The amazing part of this story, to me, is that I realized one other aspect. Something I have been missing many times as the Lord has tried to reveal himself to me. We have worship songs in the church that contain the words, “I want to know you, I want to know you more…” words that contain the sentiment that we want to see Jesus, we want more of him in our lives, and that we desire to be more like him. It’s true, we can read the Word of God, and we can know Him. Then, there are also our life experiences that expound upon this knowledge in a deeper way as we realize the power and depth of the words of the Bible. It hit me as I was sitting with a girlfriend the other day in her living room, sharing how I felt about something, that Jesus desires to share himself in that way with us. I realized that the Lord was trying to show a part of himself to me. He wanted me to know how He felt about being a servant. Matthew 20 vs. 28 says “The Son of man did not come to be served, but to serve, and give himself as a ransom for many.” He wanted to reveal a precious part of his heart to me. Jesus knew who He was. He knew he had the power to walk away, but He was obedient to His Father and chose to be a servant. He did it because He loved his father, and I know from reading the Word of God, he did it because he loved those people. He washed his disciple’s feet to be an example, but he also did it because he loved them. He died on the cross for our sins because we were lost, and he did it because He loved us. He really did have a choice. He could have walked away from being an obedient servant, but love brought him to the cross and kept him there.

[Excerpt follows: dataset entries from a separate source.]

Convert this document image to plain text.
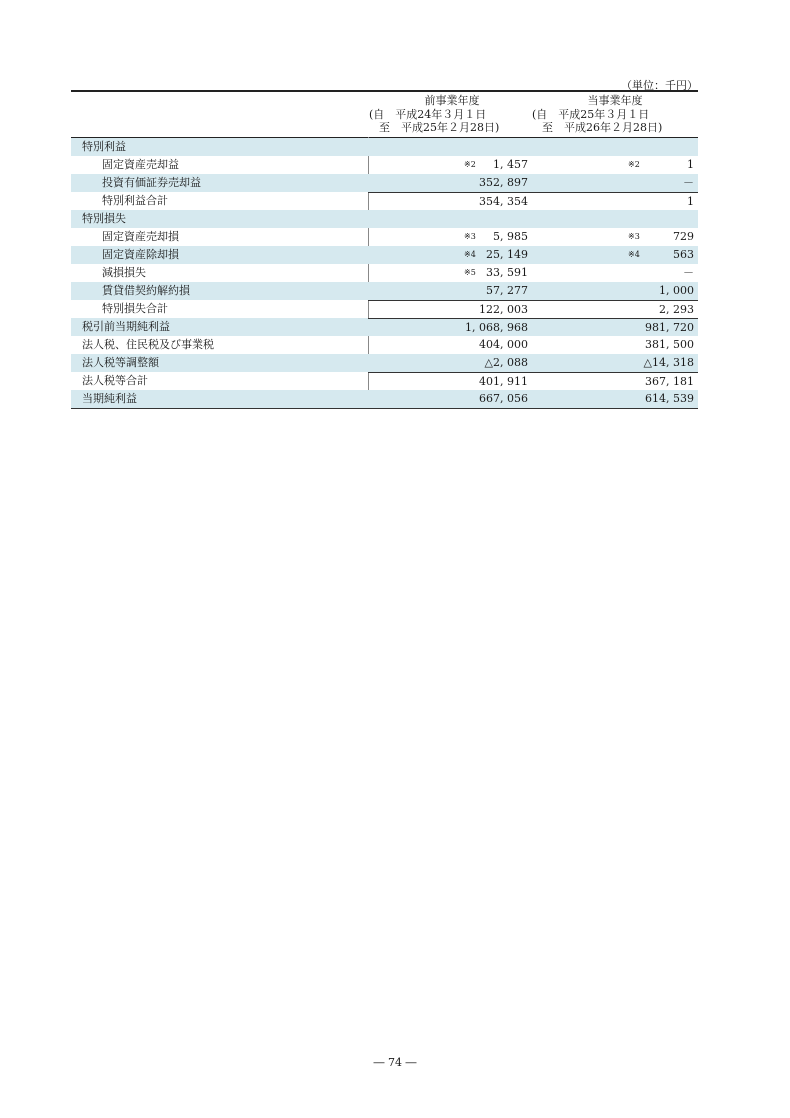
（単位：千円）
前事業年度
(自　平成24年３月１日
至　平成25年２月28日)
当事業年度
(自　平成25年３月１日
至　平成26年２月28日)
特別利益
固定資産売却益	※2 1, 457	※2	1
投資有価証券売却益	352, 897	－
特別利益合計	354, 354	1
特別損失
固定資産売却損	※3 5, 985	※3	729
固定資産除却損	※4 25, 149	※4	563
減損損失	※5 33, 591	－
賃貸借契約解約損	57, 277	1, 000
特別損失合計	122, 003	2, 293
税引前当期純利益	1, 068, 968	981, 720
法人税、住民税及び事業税	404, 000	381, 500
法人税等調整額	△2, 088	△14, 318
法人税等合計	401, 911	367, 181
当期純利益	667, 056	614, 539
― 74 ―
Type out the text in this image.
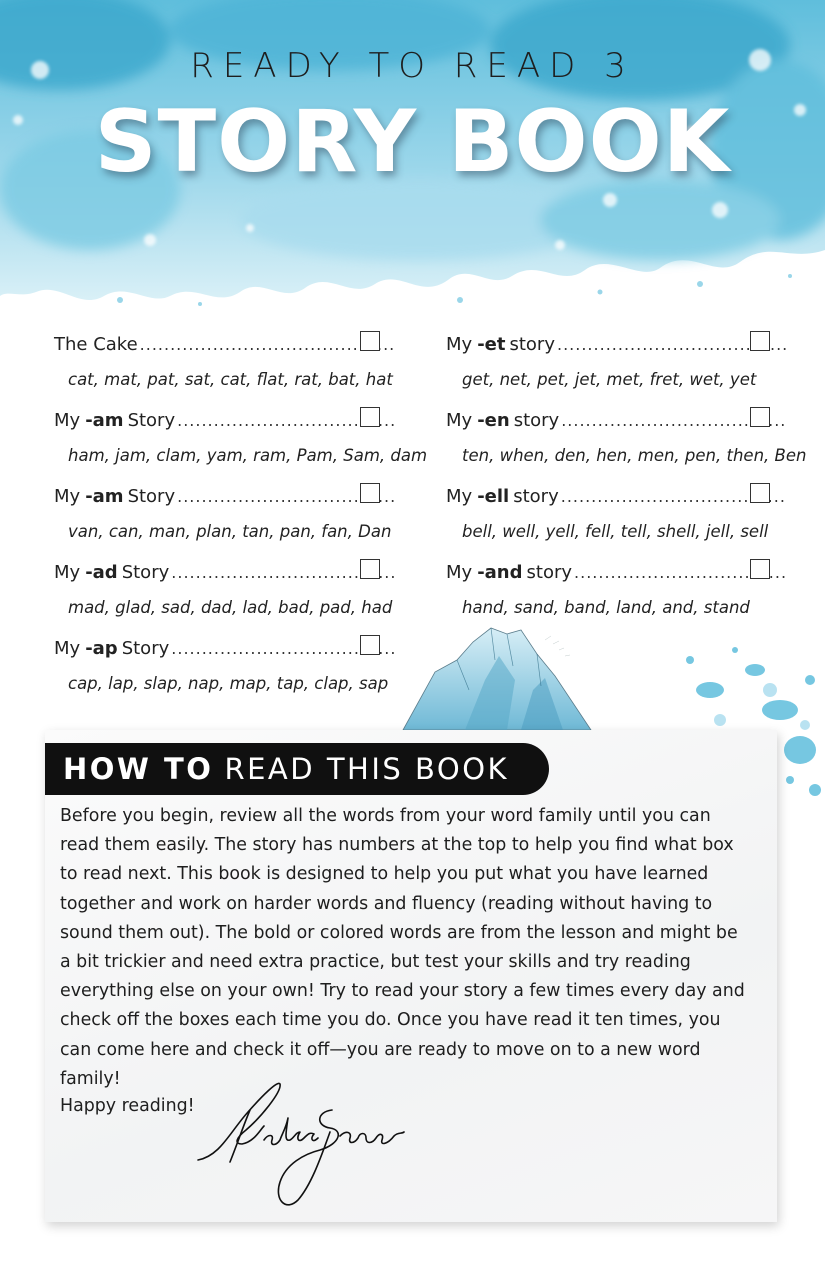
READY TO READ 3
STORY BOOK
The Cake
.....
cat, mat, pat, sat, cat, flat, rat, bat, hat
My -am Story
.....
ham, jam, clam, yam, ram, Pam, Sam, dam
My -am Story
.....
van, can, man, plan, tan, pan, fan, Dan
My -ad Story
.....
mad, glad, sad, dad, lad, bad, pad, had
My -ap Story
.....
cap, lap, slap, nap, map, tap, clap, sap
My -et story
.....
get, net, pet, jet, met, fret, wet, yet
My -en story
.....
ten, when, den, hen, men, pen, then, Ben
My -ell story
.....
bell, well, yell, fell, tell, shell, jell, sell
My -and story
.....
hand, sand, band, land, and, stand
HOW TO READ THIS BOOK
Before you begin, review all the words from your word family until you can read them easily. The story has numbers at the top to help you find what box to read next. This book is designed to help you put what you have learned together and work on harder words and fluency (reading without having to sound them out). The bold or colored words are from the lesson and might be a bit trickier and need extra practice, but test your skills and try reading everything else on your own! Try to read your story a few times every day and check off the boxes each time you do. Once you have read it ten times, you can come here and check it off—you are ready to move on to a new word family!
Happy reading!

I know that I have to wear my apron not only until I have a positive attitude about it, but until I WANT to wear it. Until I love that guest enough to want to clean up after them, or serve them a good meal. Until I realize it is a privilege to serve. Until I can identify with my apron-wearing savior enough to say, “I know Him”. Until I know the day I take that apron off on the outside for a higher position, I never take it off on the inside. Until I know there is no higher position.
So let this be an encouragement to you. If you are not where you thought you would be in life right now, know there is a reason. If you are being humbled, embrace it. If God is taking your possessions and your status away, let Him. He knows what He is doing, and if you let Him, He will reveal a part of His heart to you that you could never have known any other way. Trust Him.